Here's a penny for your thoughts. Do you realize it takes more than a penny to make a penny? With rising prices on all metals, including the small amount of copper that is actually in our 1-cent piece, it costs 1.4 cents to make a 1-

cent coin. Now that, my friends, is government in action and perhaps, government at its worst.

When I was but a mere lad, I collected coins. Nothing major mind you. Just a small hobby that evaporated over time. My favorite coin to collect was the wheat penny primarily because at that tender age, the wheat penny gave way to a new design and I assumed that someday those wheats would be worth big bucks. Well, that day has yet to arrive since most wheat pennies today are worth about 2 cents, give or take a penny.

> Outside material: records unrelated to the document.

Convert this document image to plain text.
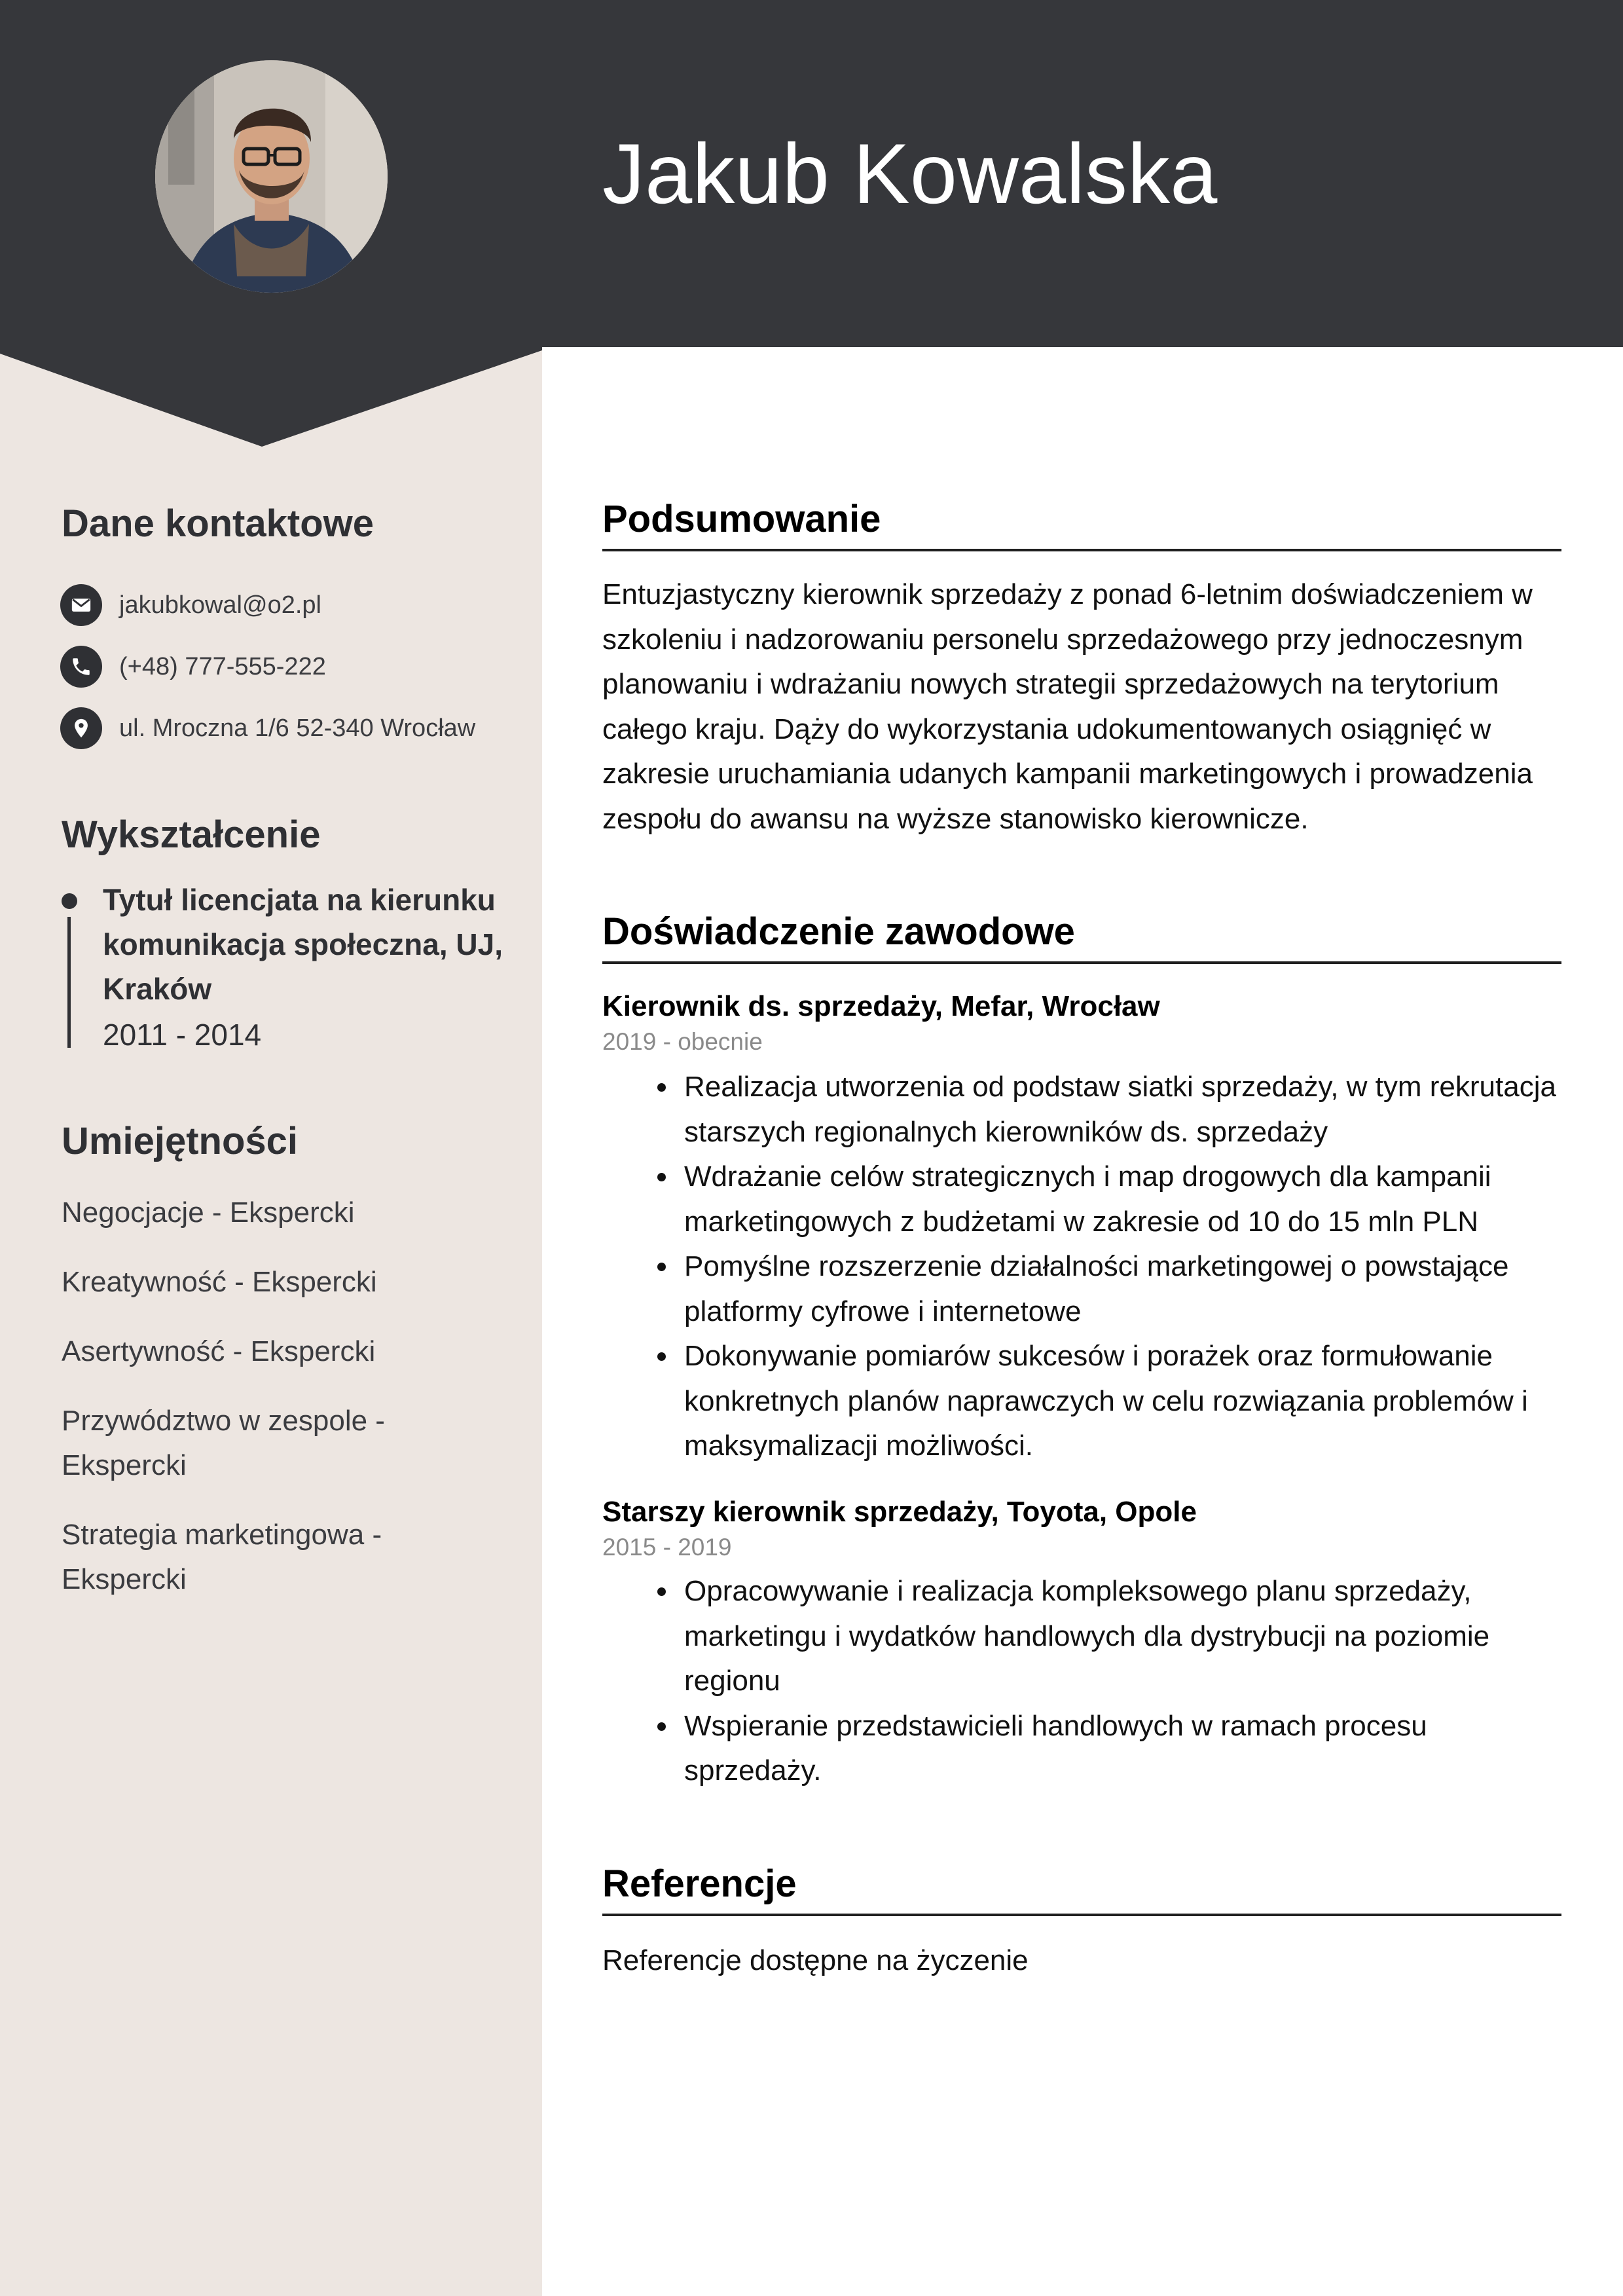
Jakub Kowalska
Dane kontaktowe
jakubkowal@o2.pl
(+48) 777-555-222
ul. Mroczna 1/6 52-340 Wrocław
Wykształcenie
Tytuł licencjata na kierunku komunikacja społeczna, UJ, Kraków
2011 - 2014
Umiejętności
Negocjacje - Ekspercki
Kreatywność - Ekspercki
Asertywność - Ekspercki
Przywództwo w zespole - Ekspercki
Strategia marketingowa - Ekspercki
Podsumowanie
Entuzjastyczny kierownik sprzedaży z ponad 6-letnim doświadczeniem w szkoleniu i nadzorowaniu personelu sprzedażowego przy jednoczesnym planowaniu i wdrażaniu nowych strategii sprzedażowych na terytorium całego kraju. Dąży do wykorzystania udokumentowanych osiągnięć w zakresie uruchamiania udanych kampanii marketingowych i prowadzenia zespołu do awansu na wyższe stanowisko kierownicze.
Doświadczenie zawodowe
Kierownik ds. sprzedaży, Mefar, Wrocław
2019 - obecnie
Realizacja utworzenia od podstaw siatki sprzedaży, w tym rekrutacja starszych regionalnych kierowników ds. sprzedaży
Wdrażanie celów strategicznych i map drogowych dla kampanii marketingowych z budżetami w zakresie od 10 do 15 mln PLN
Pomyślne rozszerzenie działalności marketingowej o powstające platformy cyfrowe i internetowe
Dokonywanie pomiarów sukcesów i porażek oraz formułowanie konkretnych planów naprawczych w celu rozwiązania problemów i maksymalizacji możliwości.
Starszy kierownik sprzedaży, Toyota, Opole
2015 - 2019
Opracowywanie i realizacja kompleksowego planu sprzedaży, marketingu i wydatków handlowych dla dystrybucji na poziomie regionu
Wspieranie przedstawicieli handlowych w ramach procesu sprzedaży.
Referencje
Referencje dostępne na życzenie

Legislation has been offered in Congress in the past to do away with the lowly penny in favor of a rounding system. But there are outspoken and zealous penny advocates as well.

In short, don't expect the penny to go the way of the $2 bill anytime soon. But yes, I believe the day will come when the penny will fade from our currency. Given the current price of production, that day may well come sooner than later.

In an interesting twist on marketing, a cell phone company this week launched a drive to save the penny. But its motives are highly suspect. The movement was really designed to draw attention to its new text messaging service which will cost consumers just 1 cent per message. I discount this announcement as advertising fluff and not any legitimate attempt to salvage the copper coin at the bottom of our currency ladder.

But common sense may dictate that someday soon lawmakers will decide that a penny isn't worth a penny if it takes a penny and a half to make a penny. Did anyone follow that? That's like printing dollar bills that cost a buck and a half to print. Doesn't take a math major to figure out the numbers on that one now does it?

As I have written once before, the penny is so loathed that few people will actually stoop over to pick up a penny anymore. I have seen that phenomenon more than once. I'm not sure exactly what denomination of coin will prompt most people to stop and stoop but a penny no longer does the trick.

I would support a movement to send the penny into numismatology history. Some type of rounding system does make sense especially given the cost to produce a penny. I think most consumers would actually welcome the change.

And maybe - just maybe - those remaining wheat pennies I still hoard will eventually be worth those big bucks. But I'll bet you a penny it won't happen in my lifetime. Wanna bet?